UN gives top prize to Chibok girls negotiator

19 Sep, 2017

A Nigerian lawyer who helped secure the release of more than 100 schoolgirls kidnapped by Boko Haram was on Monday awarded one of the United Nations' top prizes. The UNHCR said Zannah Mustapha was given the annual Nansen award for his "crucial mediating" role as well as his work helping children affected by the long-running conflict.
Last year's recipients of the award were more than 2,000 volunteers who saved the lives of thousands of migrants trying to cross the Mediterranean to Europe. Mustapha, who is in his late-50s, said the award was unexpected but he was "exceedingly happy" to have been chosen. "I look forward to being a worthy ambassador... for such a noble award," he told AFP in an interview in the capital, Abuja.
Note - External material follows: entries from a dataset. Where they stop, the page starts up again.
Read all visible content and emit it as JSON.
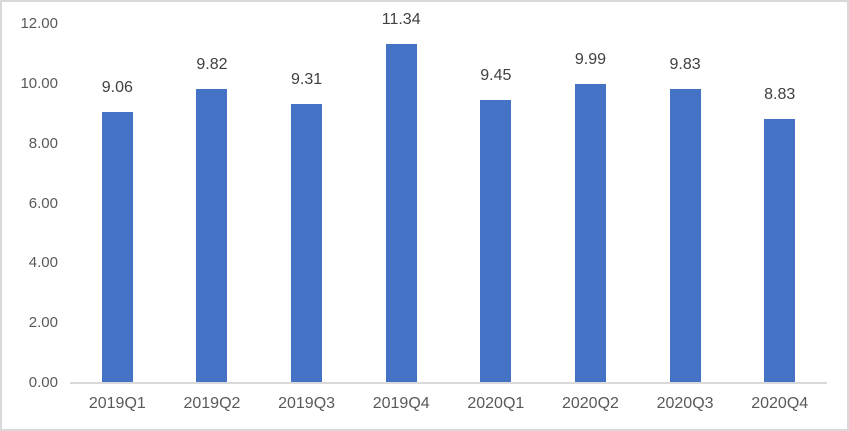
{
  "chart_data": {
    "type": "bar",
    "categories": [
      "2019Q1",
      "2019Q2",
      "2019Q3",
      "2019Q4",
      "2020Q1",
      "2020Q2",
      "2020Q3",
      "2020Q4"
    ],
    "values": [
      9.06,
      9.82,
      9.31,
      11.34,
      9.45,
      9.99,
      9.83,
      8.83
    ],
    "data_labels": [
      "9.06",
      "9.82",
      "9.31",
      "11.34",
      "9.45",
      "9.99",
      "9.83",
      "8.83"
    ],
    "title": "",
    "xlabel": "",
    "ylabel": "",
    "ylim": [
      0,
      12
    ],
    "y_ticks": [
      0,
      2,
      4,
      6,
      8,
      10,
      12
    ],
    "y_tick_labels": [
      "0.00",
      "2.00",
      "4.00",
      "6.00",
      "8.00",
      "10.00",
      "12.00"
    ],
    "grid": false,
    "legend": false,
    "colors": {
      "bar_fill": "#4472C4",
      "axis_line": "#D9D9D9",
      "y_tick_text": "#595959",
      "x_tick_text": "#595959",
      "data_label_text": "#404040",
      "chart_border": "#D9D9D9",
      "background": "#FFFFFF"
    }
  }
}
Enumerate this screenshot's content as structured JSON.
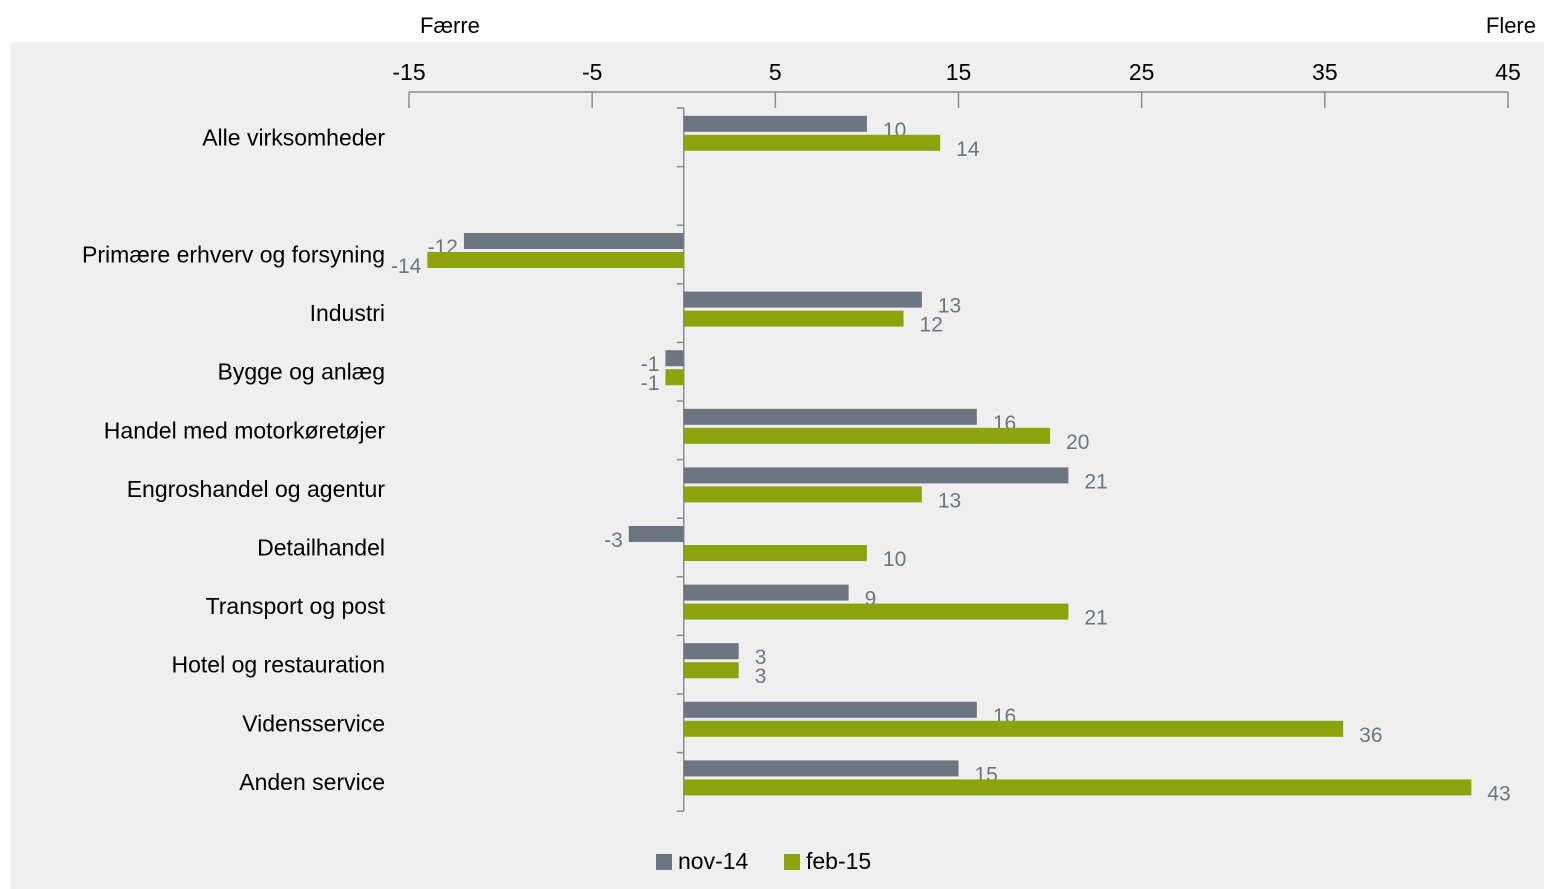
{
  "chart_data": {
    "type": "bar",
    "orientation": "horizontal",
    "side_labels": {
      "left": "Færre",
      "right": "Flere"
    },
    "categories": [
      "Alle virksomheder",
      "",
      "Primære erhverv og forsyning",
      "Industri",
      "Bygge og anlæg",
      "Handel med motorkøretøjer",
      "Engroshandel og agentur",
      "Detailhandel",
      "Transport og post",
      "Hotel og restauration",
      "Vidensservice",
      "Anden service"
    ],
    "series": [
      {
        "name": "nov-14",
        "color": "#6b7680",
        "values": [
          10,
          null,
          -12,
          13,
          -1,
          16,
          21,
          -3,
          9,
          3,
          16,
          15
        ]
      },
      {
        "name": "feb-15",
        "color": "#8ca30e",
        "values": [
          14,
          null,
          -14,
          12,
          -1,
          20,
          13,
          10,
          21,
          3,
          36,
          43
        ]
      }
    ],
    "xlim": [
      -15,
      45
    ],
    "xticks": [
      "-15",
      "-5",
      "5",
      "15",
      "25",
      "35",
      "45"
    ],
    "xtick_values": [
      -15,
      -5,
      5,
      15,
      25,
      35,
      45
    ],
    "axis_position": "top",
    "legend": "bottom-center",
    "grid": false
  }
}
Mustapha set up The Future Prowess Islamic Foundation School 10 years ago, which has since proved a lifeline for children in conflict-riven and impoverished northeast Nigeria. The primary school has grown from having just 36 children and a single classroom to 540 pupils - more than half of them girls - and four times as many on the waiting list.
Last year, a second school was opened near the first in the Borno state capital, Maiduguri, providing free education to 88 pupils displaced from their homes by the violence.